“Das schönste, sehnsüchtigste, Musikinstrument der Welt? Die Oud, die orientalische Kurzhalslaute. Ihr warmer und immer etwas flüchtiger Klang, den man so gern festhalten würde, der sich einen aber entzieht wie Wüstensand, zaubert Bilder im Breitwandformat ins Kopfkino. Vor allem, wenn sie so gespielt wird wie von Marwan Abado, dem Virtousen, Poeten und Sänger mit der unvergleichlicher Samtstimme. Eine Stunde voll magischer Musik.”
Andreas Russ-Bovelino- Freizeit Kurier, 27.10.2012
Raushana
Recently, Marwan released a new CD entitled Raushana, which is a solo work – his first solo work since the release of Son of the South in 1999. Despite being at the height of the information revololution, surrounded by digital music and a virtually limitless choices in music, Marwan says that he chose solitude and loneliness to work on this album.
‘I held my oud close and immersed myself completely in the humble musical story it told me.
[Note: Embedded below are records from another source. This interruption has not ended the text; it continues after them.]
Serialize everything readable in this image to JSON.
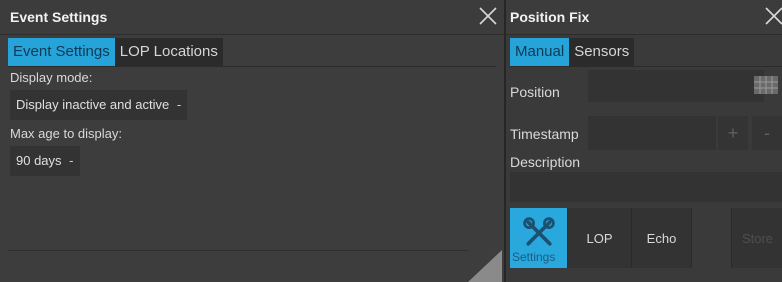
{
  "event_settings": {
    "title": "Event Settings",
    "tabs": [
      {
        "label": "Event Settings",
        "active": true
      },
      {
        "label": "LOP Locations",
        "active": false
      }
    ],
    "display_mode": {
      "label": "Display mode:",
      "value": "Display inactive and active",
      "caret": "-"
    },
    "max_age": {
      "label": "Max age to display:",
      "value": "90 days",
      "caret": "-"
    },
    "close_icon": "close-icon"
  },
  "position_fix": {
    "title": "Position Fix",
    "tabs": [
      {
        "label": "Manual",
        "active": true
      },
      {
        "label": "Sensors",
        "active": false
      }
    ],
    "position_label": "Position",
    "timestamp_label": "Timestamp",
    "timestamp_plus": "+",
    "timestamp_minus": "-",
    "description_label": "Description",
    "buttons": [
      {
        "label": "Settings",
        "icon": "tools-icon",
        "active": true
      },
      {
        "label": "LOP",
        "active": false
      },
      {
        "label": "Echo",
        "active": false
      },
      {
        "label": "",
        "active": false
      },
      {
        "label": "Store",
        "active": false,
        "disabled": true
      }
    ]
  },
  "colors": {
    "accent": "#26a3d9",
    "panel_bg": "#3d3d3d",
    "field_bg": "#333333",
    "text": "#e6e6e6"
  }
}
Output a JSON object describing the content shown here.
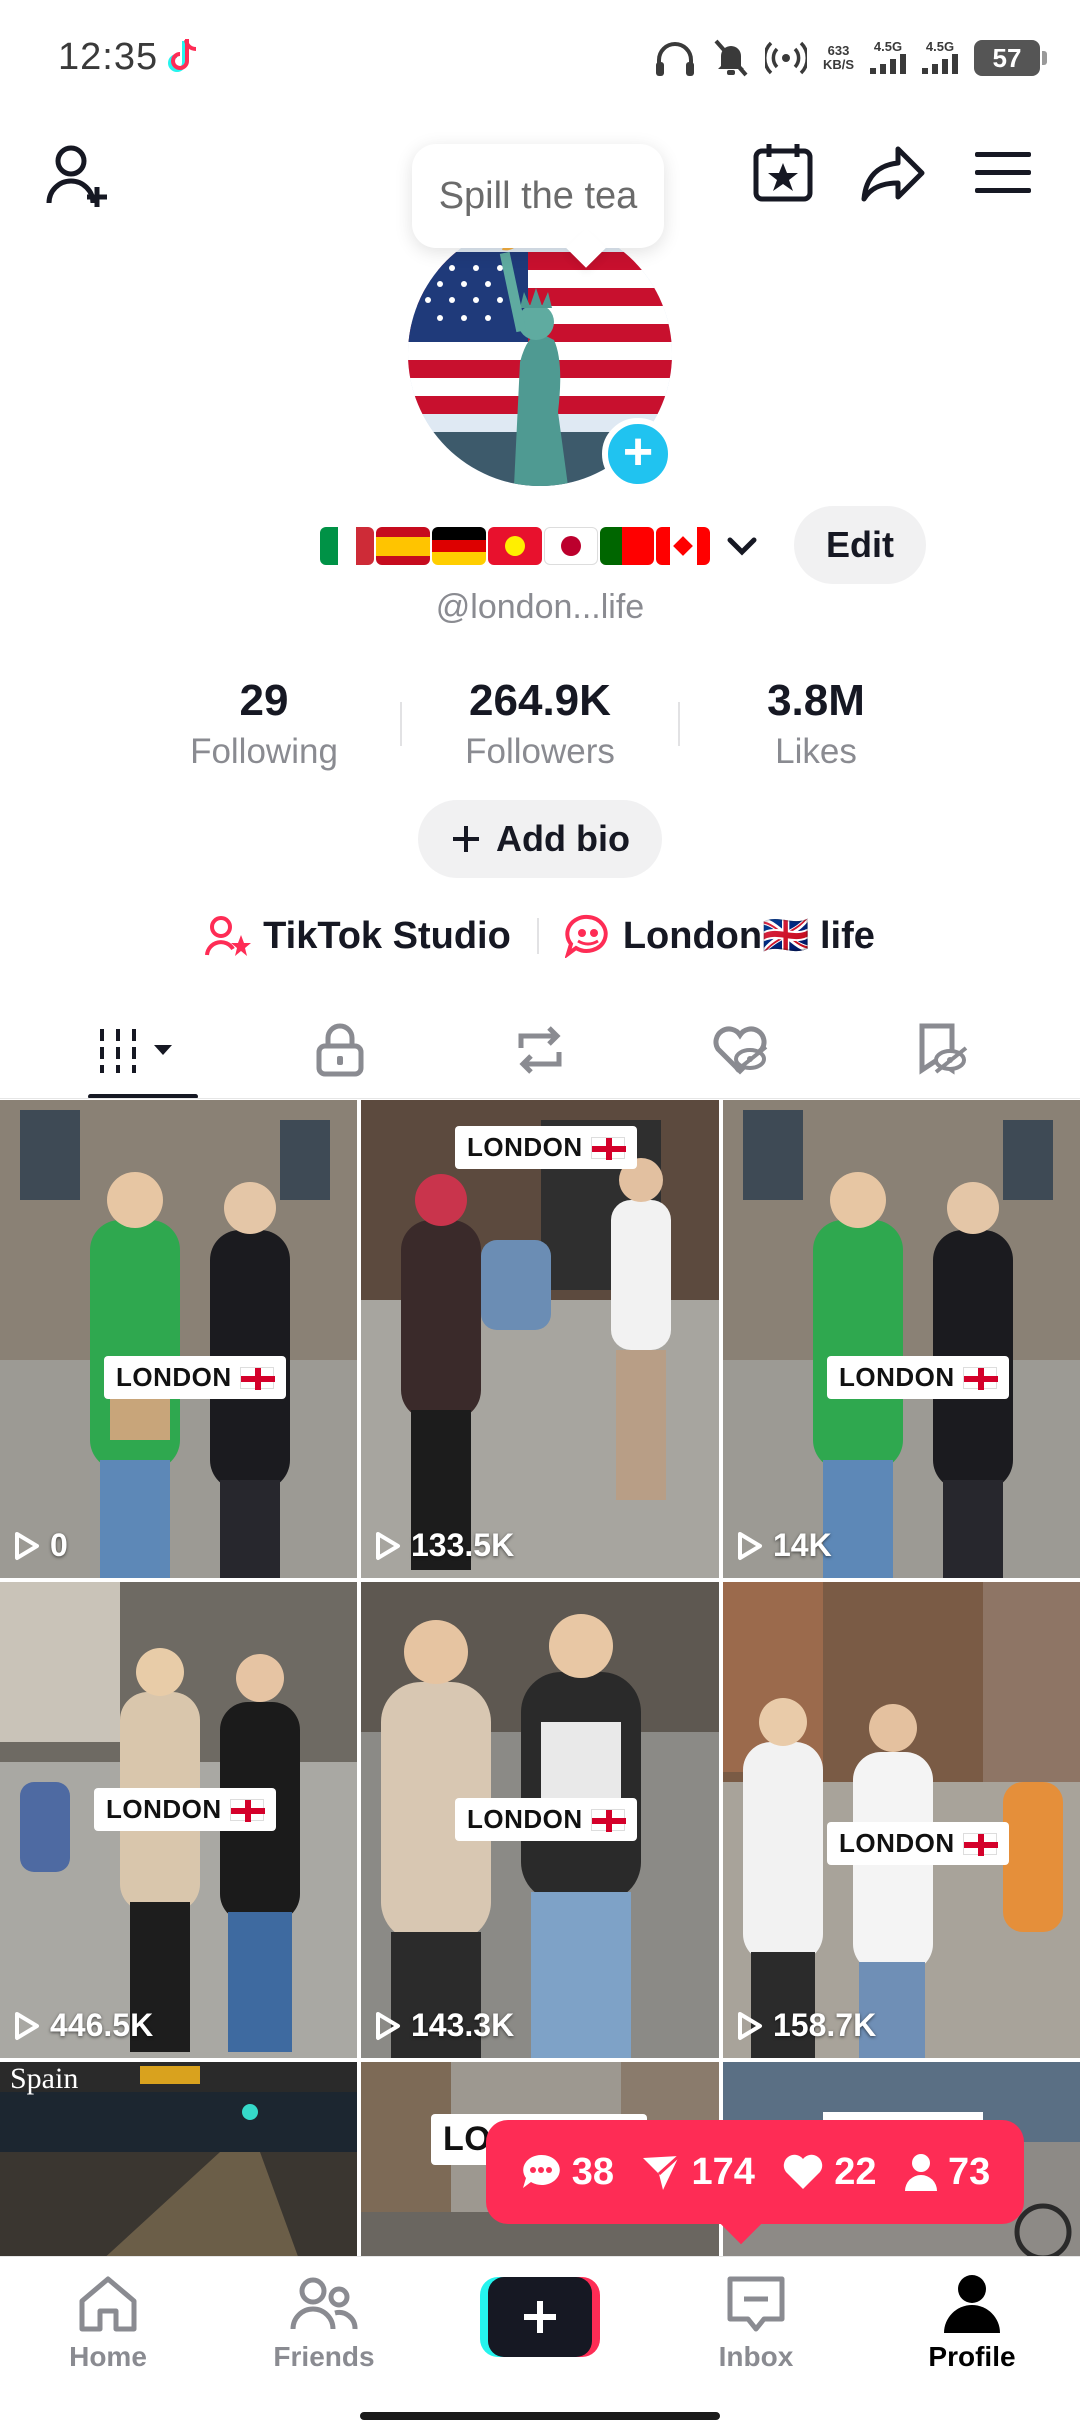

I chose a cosy, intimate place to record the CD.’ (The studio of my friend and fellow musician Bernie Rothauer, on the outskirts of Salzburg). When it came to finding a name for the new work, Marwan wanted something that would confuse both Arabic and German speakers – not out of any malicious intentions, but merely to provoke their curiosity. A raushana is ‘a balcony through which light enters, or the place in which drinks are kept’, and it appeared as an architectural feature in the Mamluk period in Egypt. It suggests an intimate space, a place of pleasure, especially given what we know about the opulence of Mamluk life. For German speakers, raushana recalls the word rausch, in common usage since the Middle Ages, meaning ‘intoxication’ or ‘ecstasy’ – which conjures up the atmosphere of Mamluk life equally well.